15. The method of claim 1, wherein said article includes cups, bowls, kettles, bottles, pans, tubs, spheres, lampshades or light bulbs.

16. A method of forming a three-dimensional object on an interior surface of a container, comprising:

preparing a model with computer-aided design or computer software and dividing said model into layer-by-layer cross-section files;

reading cross-section information in said layer-by-layer cross-section files by a spraying device, wherein part of said cross-section information includes interior surface three-dimensional object information;

spraying and depositing liquid or powdered sprayed material layer by layer according to said cross-section information by said spraying device to form cross-sections; and

depositing and adhering said sprayed material layer by layer to form an article and depositing an interior surface three-dimensional object on an interior surface of said article according to said interior surface three-dimensional object information by said spraying device without use of injection molding, demolding and trimming procedures; wherein said sprayed material includes thermoplastic material, metal powder, ceramic powder, alloy, resin, paper, metal film or thin plastic film; said container includes cups, bowls, kettles, bottles, pans, tubs, spheres, lampshades or light bulbs.

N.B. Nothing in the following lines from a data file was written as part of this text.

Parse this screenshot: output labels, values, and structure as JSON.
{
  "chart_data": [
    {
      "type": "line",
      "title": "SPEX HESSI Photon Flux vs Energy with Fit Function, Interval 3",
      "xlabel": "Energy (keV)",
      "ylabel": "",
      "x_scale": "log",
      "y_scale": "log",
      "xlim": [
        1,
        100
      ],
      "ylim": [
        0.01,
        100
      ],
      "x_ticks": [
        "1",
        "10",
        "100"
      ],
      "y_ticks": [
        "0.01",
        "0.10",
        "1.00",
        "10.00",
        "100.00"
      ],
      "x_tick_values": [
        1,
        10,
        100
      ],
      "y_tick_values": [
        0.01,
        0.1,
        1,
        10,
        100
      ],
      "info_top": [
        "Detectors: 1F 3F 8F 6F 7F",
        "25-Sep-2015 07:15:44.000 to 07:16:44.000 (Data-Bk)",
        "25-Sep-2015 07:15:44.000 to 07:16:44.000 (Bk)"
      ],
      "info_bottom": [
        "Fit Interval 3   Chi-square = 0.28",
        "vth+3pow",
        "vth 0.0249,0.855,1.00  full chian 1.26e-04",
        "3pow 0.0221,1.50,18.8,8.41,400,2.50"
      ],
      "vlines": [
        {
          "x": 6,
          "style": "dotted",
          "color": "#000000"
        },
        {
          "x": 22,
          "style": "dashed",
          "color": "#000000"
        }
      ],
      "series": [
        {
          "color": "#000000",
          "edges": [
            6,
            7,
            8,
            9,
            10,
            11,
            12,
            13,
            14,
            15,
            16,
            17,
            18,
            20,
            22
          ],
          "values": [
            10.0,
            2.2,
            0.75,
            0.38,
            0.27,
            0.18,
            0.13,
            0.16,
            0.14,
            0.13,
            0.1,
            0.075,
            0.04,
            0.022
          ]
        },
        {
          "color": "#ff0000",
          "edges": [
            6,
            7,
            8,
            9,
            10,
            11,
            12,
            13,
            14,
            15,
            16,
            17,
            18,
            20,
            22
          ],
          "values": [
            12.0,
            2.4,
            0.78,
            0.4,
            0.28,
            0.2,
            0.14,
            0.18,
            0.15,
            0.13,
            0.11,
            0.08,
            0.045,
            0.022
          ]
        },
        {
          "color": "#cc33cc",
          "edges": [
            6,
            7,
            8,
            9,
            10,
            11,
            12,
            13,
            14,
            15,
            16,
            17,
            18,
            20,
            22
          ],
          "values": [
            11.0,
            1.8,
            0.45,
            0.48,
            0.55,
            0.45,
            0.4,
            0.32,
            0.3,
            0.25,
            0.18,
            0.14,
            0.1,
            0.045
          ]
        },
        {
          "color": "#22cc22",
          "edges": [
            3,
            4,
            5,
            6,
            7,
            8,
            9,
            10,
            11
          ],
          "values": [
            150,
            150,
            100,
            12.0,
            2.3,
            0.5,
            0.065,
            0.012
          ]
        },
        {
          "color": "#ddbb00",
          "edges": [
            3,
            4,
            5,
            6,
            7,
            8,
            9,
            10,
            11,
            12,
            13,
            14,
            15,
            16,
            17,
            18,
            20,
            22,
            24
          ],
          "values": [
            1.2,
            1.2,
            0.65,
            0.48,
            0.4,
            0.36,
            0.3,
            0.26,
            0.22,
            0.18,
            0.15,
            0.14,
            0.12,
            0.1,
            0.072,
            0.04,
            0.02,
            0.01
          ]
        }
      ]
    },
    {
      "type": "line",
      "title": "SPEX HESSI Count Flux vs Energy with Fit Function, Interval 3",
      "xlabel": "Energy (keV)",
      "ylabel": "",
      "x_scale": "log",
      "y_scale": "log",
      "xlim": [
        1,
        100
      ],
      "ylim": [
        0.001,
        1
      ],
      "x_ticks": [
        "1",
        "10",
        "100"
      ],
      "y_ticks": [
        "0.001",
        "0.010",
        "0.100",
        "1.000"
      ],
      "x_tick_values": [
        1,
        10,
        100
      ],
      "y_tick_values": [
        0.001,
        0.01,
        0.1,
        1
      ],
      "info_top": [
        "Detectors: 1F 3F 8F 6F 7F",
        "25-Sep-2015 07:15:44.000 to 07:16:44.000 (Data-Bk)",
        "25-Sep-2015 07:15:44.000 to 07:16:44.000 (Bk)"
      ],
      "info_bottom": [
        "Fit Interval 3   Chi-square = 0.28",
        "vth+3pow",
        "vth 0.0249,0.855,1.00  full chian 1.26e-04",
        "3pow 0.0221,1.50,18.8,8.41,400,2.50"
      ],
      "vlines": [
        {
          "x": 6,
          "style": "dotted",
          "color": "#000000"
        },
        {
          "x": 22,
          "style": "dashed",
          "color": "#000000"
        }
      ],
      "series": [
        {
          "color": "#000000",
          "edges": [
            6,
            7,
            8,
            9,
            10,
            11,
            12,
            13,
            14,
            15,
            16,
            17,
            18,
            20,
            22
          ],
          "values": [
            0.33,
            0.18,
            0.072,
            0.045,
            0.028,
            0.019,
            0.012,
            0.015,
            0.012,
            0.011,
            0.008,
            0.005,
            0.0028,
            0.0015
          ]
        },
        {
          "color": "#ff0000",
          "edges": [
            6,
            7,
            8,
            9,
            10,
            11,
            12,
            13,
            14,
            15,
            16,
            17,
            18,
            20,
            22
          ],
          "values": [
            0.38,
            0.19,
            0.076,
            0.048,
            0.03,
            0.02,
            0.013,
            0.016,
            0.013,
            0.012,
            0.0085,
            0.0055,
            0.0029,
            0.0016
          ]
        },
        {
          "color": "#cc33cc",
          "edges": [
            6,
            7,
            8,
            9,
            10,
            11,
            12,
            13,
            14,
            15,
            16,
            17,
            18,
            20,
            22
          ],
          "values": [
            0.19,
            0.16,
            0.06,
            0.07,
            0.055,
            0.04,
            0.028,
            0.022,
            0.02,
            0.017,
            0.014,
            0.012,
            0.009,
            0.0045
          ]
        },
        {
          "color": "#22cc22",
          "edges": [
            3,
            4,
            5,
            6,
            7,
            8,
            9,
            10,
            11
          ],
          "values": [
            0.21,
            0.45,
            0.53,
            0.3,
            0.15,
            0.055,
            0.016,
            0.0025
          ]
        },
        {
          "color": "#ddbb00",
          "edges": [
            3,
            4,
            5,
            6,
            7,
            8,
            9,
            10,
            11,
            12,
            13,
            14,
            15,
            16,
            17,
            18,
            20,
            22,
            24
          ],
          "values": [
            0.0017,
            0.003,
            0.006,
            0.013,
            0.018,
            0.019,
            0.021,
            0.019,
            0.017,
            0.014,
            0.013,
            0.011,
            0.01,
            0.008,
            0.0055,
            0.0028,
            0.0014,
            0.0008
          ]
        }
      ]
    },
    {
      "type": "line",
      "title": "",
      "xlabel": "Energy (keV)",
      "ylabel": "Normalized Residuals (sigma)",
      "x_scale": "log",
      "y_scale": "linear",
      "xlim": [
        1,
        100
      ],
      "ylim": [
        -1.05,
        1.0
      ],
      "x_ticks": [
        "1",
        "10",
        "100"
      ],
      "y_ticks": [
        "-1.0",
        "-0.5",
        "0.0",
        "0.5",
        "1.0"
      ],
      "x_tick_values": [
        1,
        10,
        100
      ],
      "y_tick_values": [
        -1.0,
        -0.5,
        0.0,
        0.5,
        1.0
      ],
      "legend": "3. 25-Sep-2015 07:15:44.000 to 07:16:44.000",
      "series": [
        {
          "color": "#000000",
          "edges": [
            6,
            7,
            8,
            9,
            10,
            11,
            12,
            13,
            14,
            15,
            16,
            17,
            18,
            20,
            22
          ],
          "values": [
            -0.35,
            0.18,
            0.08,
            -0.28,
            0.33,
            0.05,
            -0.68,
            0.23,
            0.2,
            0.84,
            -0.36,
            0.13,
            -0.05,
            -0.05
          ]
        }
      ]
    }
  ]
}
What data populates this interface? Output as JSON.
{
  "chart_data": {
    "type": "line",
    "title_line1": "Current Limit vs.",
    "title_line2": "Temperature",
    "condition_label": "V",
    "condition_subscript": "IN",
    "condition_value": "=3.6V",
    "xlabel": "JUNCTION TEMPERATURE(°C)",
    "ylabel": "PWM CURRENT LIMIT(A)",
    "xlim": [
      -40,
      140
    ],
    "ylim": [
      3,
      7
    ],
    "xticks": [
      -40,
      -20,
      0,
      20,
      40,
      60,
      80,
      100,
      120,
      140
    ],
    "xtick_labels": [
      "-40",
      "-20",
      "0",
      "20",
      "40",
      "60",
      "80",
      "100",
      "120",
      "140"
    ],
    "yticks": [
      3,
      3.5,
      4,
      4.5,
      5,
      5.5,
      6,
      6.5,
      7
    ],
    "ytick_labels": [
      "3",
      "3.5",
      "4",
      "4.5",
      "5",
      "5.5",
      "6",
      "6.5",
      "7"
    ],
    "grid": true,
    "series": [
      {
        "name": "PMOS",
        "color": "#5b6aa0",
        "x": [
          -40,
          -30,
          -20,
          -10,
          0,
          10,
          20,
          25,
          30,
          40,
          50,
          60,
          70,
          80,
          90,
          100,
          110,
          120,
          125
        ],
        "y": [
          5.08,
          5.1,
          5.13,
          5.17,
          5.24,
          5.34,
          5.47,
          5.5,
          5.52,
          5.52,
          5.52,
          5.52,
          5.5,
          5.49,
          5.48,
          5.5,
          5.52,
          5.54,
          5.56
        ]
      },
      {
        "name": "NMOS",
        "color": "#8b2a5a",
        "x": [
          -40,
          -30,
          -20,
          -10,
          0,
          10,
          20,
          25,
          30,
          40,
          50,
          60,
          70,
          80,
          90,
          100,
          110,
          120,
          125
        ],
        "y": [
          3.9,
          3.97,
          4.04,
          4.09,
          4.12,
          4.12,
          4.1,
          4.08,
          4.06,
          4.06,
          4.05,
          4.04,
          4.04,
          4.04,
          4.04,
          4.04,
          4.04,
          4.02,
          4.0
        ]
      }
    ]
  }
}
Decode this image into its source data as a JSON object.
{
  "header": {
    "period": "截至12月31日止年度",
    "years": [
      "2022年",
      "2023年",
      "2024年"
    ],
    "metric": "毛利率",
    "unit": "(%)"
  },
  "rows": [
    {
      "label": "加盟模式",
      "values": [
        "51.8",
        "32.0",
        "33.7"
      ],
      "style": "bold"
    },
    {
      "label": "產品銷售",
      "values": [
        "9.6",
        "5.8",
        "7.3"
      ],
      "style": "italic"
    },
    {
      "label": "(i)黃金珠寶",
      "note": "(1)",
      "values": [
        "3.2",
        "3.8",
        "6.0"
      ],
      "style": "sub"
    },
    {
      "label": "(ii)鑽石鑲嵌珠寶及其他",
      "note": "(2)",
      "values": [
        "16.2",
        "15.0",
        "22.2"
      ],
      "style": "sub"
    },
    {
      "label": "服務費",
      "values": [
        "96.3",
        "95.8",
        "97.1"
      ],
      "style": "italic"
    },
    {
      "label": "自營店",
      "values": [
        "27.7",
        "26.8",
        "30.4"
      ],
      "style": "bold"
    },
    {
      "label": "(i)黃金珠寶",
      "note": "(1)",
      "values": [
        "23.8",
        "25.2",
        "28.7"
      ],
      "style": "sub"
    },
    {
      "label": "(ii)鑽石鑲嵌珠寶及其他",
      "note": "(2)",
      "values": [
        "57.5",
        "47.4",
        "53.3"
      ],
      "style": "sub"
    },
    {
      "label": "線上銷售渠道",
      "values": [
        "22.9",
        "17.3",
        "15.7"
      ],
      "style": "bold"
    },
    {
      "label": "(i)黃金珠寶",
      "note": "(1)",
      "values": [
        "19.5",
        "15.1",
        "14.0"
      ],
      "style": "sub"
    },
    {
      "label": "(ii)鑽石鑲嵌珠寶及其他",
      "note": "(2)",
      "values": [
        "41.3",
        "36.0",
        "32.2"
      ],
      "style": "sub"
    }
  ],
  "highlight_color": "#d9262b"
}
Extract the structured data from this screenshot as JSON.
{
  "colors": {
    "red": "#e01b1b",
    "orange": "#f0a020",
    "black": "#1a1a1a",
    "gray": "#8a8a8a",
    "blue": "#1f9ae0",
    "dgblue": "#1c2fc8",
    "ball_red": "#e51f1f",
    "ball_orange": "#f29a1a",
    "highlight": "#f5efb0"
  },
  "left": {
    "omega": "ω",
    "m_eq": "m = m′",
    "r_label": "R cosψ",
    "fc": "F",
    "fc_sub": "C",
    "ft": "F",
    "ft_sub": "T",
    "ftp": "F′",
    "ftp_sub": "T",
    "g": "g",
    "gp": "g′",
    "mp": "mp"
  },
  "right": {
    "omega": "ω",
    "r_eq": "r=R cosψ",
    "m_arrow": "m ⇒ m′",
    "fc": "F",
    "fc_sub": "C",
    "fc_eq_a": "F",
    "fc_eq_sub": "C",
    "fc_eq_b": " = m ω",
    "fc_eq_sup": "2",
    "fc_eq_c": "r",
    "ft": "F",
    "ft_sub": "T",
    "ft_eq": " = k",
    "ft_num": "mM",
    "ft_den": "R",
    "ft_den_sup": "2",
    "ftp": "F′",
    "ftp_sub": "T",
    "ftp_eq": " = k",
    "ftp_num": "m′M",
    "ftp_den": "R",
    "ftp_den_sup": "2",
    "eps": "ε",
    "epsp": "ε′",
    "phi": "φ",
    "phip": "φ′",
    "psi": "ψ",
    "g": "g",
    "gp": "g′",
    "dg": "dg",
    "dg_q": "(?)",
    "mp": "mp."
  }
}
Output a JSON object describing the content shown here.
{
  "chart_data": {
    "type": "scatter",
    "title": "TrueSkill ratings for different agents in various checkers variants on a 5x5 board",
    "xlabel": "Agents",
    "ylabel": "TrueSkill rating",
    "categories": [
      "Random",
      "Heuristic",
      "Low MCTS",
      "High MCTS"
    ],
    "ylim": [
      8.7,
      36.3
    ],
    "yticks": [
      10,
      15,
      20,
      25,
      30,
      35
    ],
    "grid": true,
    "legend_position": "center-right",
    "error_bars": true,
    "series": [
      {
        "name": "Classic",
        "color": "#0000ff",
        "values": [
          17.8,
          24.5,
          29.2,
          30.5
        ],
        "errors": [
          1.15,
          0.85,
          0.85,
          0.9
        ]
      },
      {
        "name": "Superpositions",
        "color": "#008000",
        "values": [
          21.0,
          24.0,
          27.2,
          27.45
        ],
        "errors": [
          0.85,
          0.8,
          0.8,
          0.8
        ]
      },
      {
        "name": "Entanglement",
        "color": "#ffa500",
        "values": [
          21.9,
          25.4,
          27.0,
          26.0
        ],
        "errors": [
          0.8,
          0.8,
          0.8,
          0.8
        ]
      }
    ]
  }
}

17. The method of claim 16, wherein a thickness of said cross-sections is about 10 micrometers to 100 micrometers, wherein a spraying diameter of said spraying is about 50 to 100 micrometers.

18. The method of claim 17, wherein said spraying utilizes selective laser sintering, fused deposition modeling, stereolithography apparatus, laminated object manufacturing, direct metal laser sintering, digital light processing or fused filament fabrication.

19. The method of claim 16, wherein said spraying utilizes selective laser sintering, fused deposition modeling, stereolithography apparatus, laminated object manufacturing, direct metal laser sintering, digital light processing or fused filament fabrication.